Started by Marcos Pegoraroabout 4 years ago2 messages
#1Marcos Pegoraro
marcos@f10.com.br

Postgres weekly came today with this interesting article:
https://hakibenita.com/sql-medium-text-performance

The problem it explains is when you have no one records being stored on
toast, even if they are toastable. That is because the size of that column
fits on toast_tuple_target size, so it does not toast.
What it talks fits perfectly on some tables of mine, so I want them this
way, but how ?

First I did, as article mentioned ...
alter table ... set (toast_tuple_target=128);
alter table ... alter mycol set storage external;

Then I tried vacuum full, cluster, create another column and update its
value with old column and last test was creating a new table with those
definitions and insert from select old table and none of these methods I
could move data from that column to toast. why ?

pg_column_size gives me what number exactly ? Its size is before
compression or later ?

That table has 2.5 million records, average of pg_column_size is 100 bytes
but 100 thousand records have more than 500, 50 thousands have more than
1.000 using pg_column_size

How can I change existing records from table to toast ? Or I cannot ?

#2Marcos Pegoraro
marcos@f10.com.br
In reply to: Marcos Pegoraro (#1)
Re: Modifying TOAST policy will not affect the way existing data is stored ?

Em qua., 27 de out. de 2021 às 16:48, Marcos Pegoraro <marcos@f10.com.br>
escreveu:

Postgres weekly came today with this interesting article:
https://hakibenita.com/sql-medium-text-performance

The problem it explains is when you have no one records being stored on
toast, even if they are toastable. That is because the size of that column
fits on toast_tuple_target size, so it does not toast.
What it talks fits perfectly on some tables of mine, so I want them this
way, but how ?

First I did, as article mentioned ...
alter table ... set (toast_tuple_target=128);
alter table ... alter mycol set storage external;

Then I tried vacuum full, cluster, create another column and update its
value with old column and last test was creating a new table with those
definitions and insert from select old table and none of these methods I
could move data from that column to toast. why ?

pg_column_size gives me what number exactly ? Its size is before
compression or later ?

That table has 2.5 million records, average of pg_column_size is 100
bytes but 100 thousand records have more than 500, 50 thousands have more
than 1.000 using pg_column_size

How can I change existing records from table to toast ? Or I cannot ?

then, more some tests, but no one explain.
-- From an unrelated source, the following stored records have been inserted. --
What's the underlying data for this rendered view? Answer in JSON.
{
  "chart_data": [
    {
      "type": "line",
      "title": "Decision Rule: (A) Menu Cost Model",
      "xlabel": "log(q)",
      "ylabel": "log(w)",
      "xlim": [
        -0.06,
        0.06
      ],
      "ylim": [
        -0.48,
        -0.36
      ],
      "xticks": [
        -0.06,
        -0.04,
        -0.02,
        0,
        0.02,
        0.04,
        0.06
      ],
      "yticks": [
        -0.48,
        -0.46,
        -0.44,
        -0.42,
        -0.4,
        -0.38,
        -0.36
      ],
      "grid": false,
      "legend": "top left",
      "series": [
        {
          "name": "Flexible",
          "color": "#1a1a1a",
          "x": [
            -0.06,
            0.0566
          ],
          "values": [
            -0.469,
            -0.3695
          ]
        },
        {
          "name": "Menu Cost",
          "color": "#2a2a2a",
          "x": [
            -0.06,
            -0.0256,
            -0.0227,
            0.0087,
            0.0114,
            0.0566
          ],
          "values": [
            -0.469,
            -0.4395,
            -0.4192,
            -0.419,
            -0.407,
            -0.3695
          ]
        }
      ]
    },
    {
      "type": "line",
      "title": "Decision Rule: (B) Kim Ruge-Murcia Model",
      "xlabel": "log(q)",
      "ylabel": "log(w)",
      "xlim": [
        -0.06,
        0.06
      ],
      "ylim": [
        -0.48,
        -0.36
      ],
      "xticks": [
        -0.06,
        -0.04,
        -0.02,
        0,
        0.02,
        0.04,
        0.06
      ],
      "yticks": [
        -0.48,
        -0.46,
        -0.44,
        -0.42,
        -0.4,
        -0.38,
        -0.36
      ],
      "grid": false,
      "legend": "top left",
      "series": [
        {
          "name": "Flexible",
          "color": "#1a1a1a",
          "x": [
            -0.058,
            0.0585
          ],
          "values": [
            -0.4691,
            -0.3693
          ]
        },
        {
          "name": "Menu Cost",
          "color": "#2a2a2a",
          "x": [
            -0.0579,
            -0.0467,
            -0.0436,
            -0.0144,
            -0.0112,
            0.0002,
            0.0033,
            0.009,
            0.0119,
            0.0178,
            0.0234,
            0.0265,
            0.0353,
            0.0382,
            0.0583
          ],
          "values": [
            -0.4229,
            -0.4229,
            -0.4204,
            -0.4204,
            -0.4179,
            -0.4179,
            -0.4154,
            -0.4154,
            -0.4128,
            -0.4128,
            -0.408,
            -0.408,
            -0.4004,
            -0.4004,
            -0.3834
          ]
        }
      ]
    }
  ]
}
table_size - toast_size - toast_percent - table
570.146.816 - 2.105.344 - 0.00369% - original_table
564.060.160 - 2.072.576 - 0.00367% - insert_from_select_from_original
551.553.408 - 21.241.856 - 0.03851% - export_to_script_and_import

So, my original table has only 0,003% of size on its toast table.
If I cluster, vacuum full or create an additional field moving old data,
nothing happens
If I create another table and move data to it with insert from select,
nothing happens too.
Then, if I create an external script and then run that insert of 2.5
million rows, cool, then 10 times more of info were moved to toast. why ?

all tables I did a vacuum full as a last step.